Il se sert des épaules comme de marches. Le public est son escalier ! Il a le feu occulte des martyrs, Félix. Prêt à se faire cramer en place publique pour persuader le monde en péril de la vérité de ses convictions. Il n’écoute pas les protestations, il va vers l’arène, écrasant une oreille, meurtrissant une chevelure, souillant une robe. Des gnons lui pleuvent. Il va… Jésus marchant sur les os ! Illuminé, sans lunettes ! Le cheveu fou ! Nimbus ! Bras tendus, façon médium ! Déterminé ! Holocauste ébouriffé ! Admirable ! Indolore ! Superbe ! Apostolique ! Taureauphile éperdument !
M’sieur Félix descend dans le cercle de lumière et de sang pour prêter aide et assistance au fauve.

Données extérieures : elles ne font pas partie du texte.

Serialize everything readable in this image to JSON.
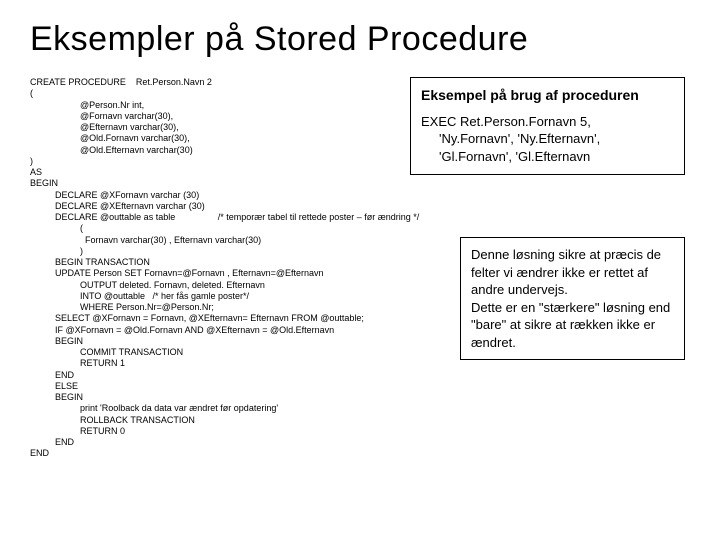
{
  "title": "Eksempler på Stored Procedure",
  "code": "CREATE PROCEDURE    Ret.Person.Navn 2\n(\n                    @Person.Nr int,\n                    @Fornavn varchar(30),\n                    @Efternavn varchar(30),\n                    @Old.Fornavn varchar(30),\n                    @Old.Efternavn varchar(30)\n)\nAS\nBEGIN\n          DECLARE @XFornavn varchar (30)\n          DECLARE @XEfternavn varchar (30)\n          DECLARE @outtable as table                 /* temporær tabel til rettede poster – før ændring */\n                    (\n                      Fornavn varchar(30) , Efternavn varchar(30)\n                    )\n          BEGIN TRANSACTION\n          UPDATE Person SET Fornavn=@Fornavn , Efternavn=@Efternavn\n                    OUTPUT deleted. Fornavn, deleted. Efternavn\n                    INTO @outtable   /* her fås gamle poster*/\n                    WHERE Person.Nr=@Person.Nr;\n          SELECT @XFornavn = Fornavn, @XEfternavn= Efternavn FROM @outtable;\n          IF @XFornavn = @Old.Fornavn AND @XEfternavn = @Old.Efternavn\n          BEGIN\n                    COMMIT TRANSACTION\n                    RETURN 1\n          END\n          ELSE\n          BEGIN\n                    print 'Roolback da data var ændret før opdatering'\n                    ROLLBACK TRANSACTION\n                    RETURN 0\n          END\nEND",
  "box1": {
    "header": "Eksempel på brug af proceduren",
    "body": "EXEC Ret.Person.Fornavn 5,\n     'Ny.Fornavn', 'Ny.Efternavn',\n     'Gl.Fornavn', 'Gl.Efternavn"
  },
  "box2": {
    "body": "Denne løsning sikre at præcis de felter vi ændrer ikke er rettet af andre undervejs.\nDette er en \"stærkere\" løsning end \"bare\" at sikre at rækken ikke er ændret."
  }
}
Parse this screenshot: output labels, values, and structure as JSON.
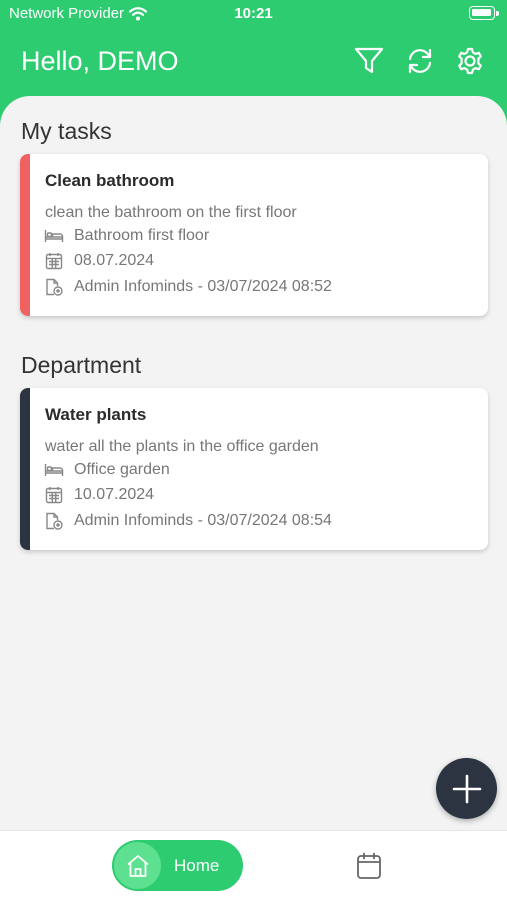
{
  "status_bar": {
    "carrier": "Network Provider",
    "time": "10:21"
  },
  "header": {
    "greeting": "Hello, DEMO"
  },
  "sections": {
    "my_tasks": {
      "title": "My tasks",
      "task": {
        "title": "Clean bathroom",
        "description": "clean the bathroom on the first floor",
        "location": "Bathroom first floor",
        "date": "08.07.2024",
        "created": "Admin Infominds - 03/07/2024 08:52",
        "accent_color": "#f06262"
      }
    },
    "department": {
      "title": "Department",
      "task": {
        "title": "Water plants",
        "description": "water all the plants in the office garden",
        "location": "Office garden",
        "date": "10.07.2024",
        "created": "Admin Infominds - 03/07/2024 08:54",
        "accent_color": "#2b3440"
      }
    }
  },
  "bottom_nav": {
    "home_label": "Home"
  },
  "colors": {
    "brand": "#2ecc71",
    "fab": "#2b3440",
    "background": "#f3f3f3"
  }
}
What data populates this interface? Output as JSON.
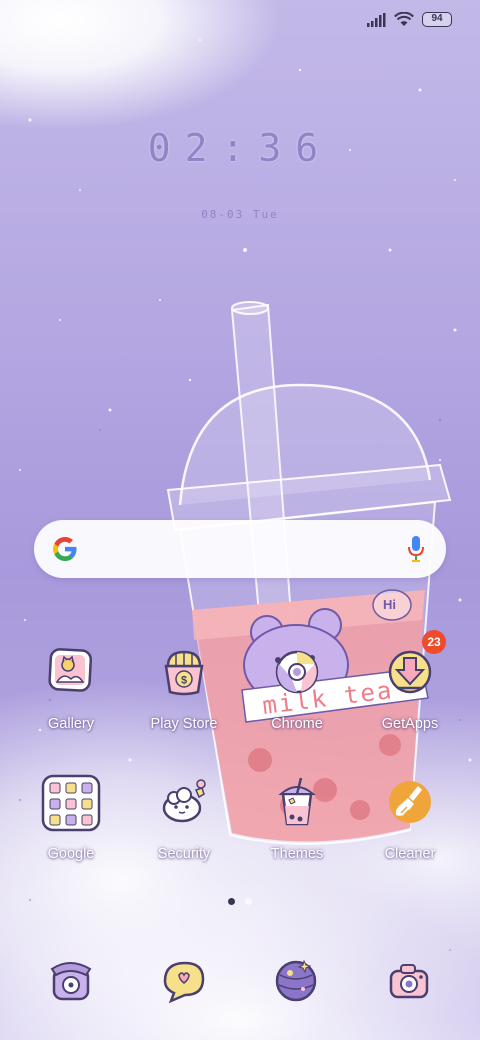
{
  "status_bar": {
    "battery_level": "94",
    "icons": [
      "signal-icon",
      "wifi-icon",
      "battery-icon"
    ]
  },
  "clock": {
    "time": "02:36",
    "date": "08-03 Tue"
  },
  "wallpaper": {
    "cup_text": "milk tea",
    "bubble_text": "Hi"
  },
  "search": {
    "logo": "google-g-icon",
    "mic": "mic-icon"
  },
  "apps": [
    {
      "label": "Gallery",
      "icon": "gallery-icon"
    },
    {
      "label": "Play Store",
      "icon": "play-store-icon"
    },
    {
      "label": "Chrome",
      "icon": "chrome-icon"
    },
    {
      "label": "GetApps",
      "icon": "getapps-icon",
      "badge": "23"
    },
    {
      "label": "Google",
      "icon": "google-folder-icon"
    },
    {
      "label": "Security",
      "icon": "security-icon"
    },
    {
      "label": "Themes",
      "icon": "themes-icon"
    },
    {
      "label": "Cleaner",
      "icon": "cleaner-icon"
    }
  ],
  "pager": {
    "pages": 2,
    "active": 1
  },
  "dock": [
    {
      "icon": "phone-icon"
    },
    {
      "icon": "messages-icon"
    },
    {
      "icon": "browser-icon"
    },
    {
      "icon": "camera-icon"
    }
  ],
  "colors": {
    "background": "#b5a8e2",
    "clock_text": "#8f85c8",
    "badge": "#ef4c2b",
    "icon_yellow": "#f7e08a",
    "icon_outline": "#4a3f6e"
  }
}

Il met son bras dérisoire au service de l’animal furieux. Mort à l’homme sanguinaire ! Honte à sa rage carnagesque.
On n’hurle « Féliiiiiix » en chœur, de tout cœur !
Mais il n’entend pas. Il est coupé du monde, comme tous les sacrifiés en marche. Déjà il est debout sur la première enceinte, seulement séparé de l’arène par le couloir où s’agitent les péones.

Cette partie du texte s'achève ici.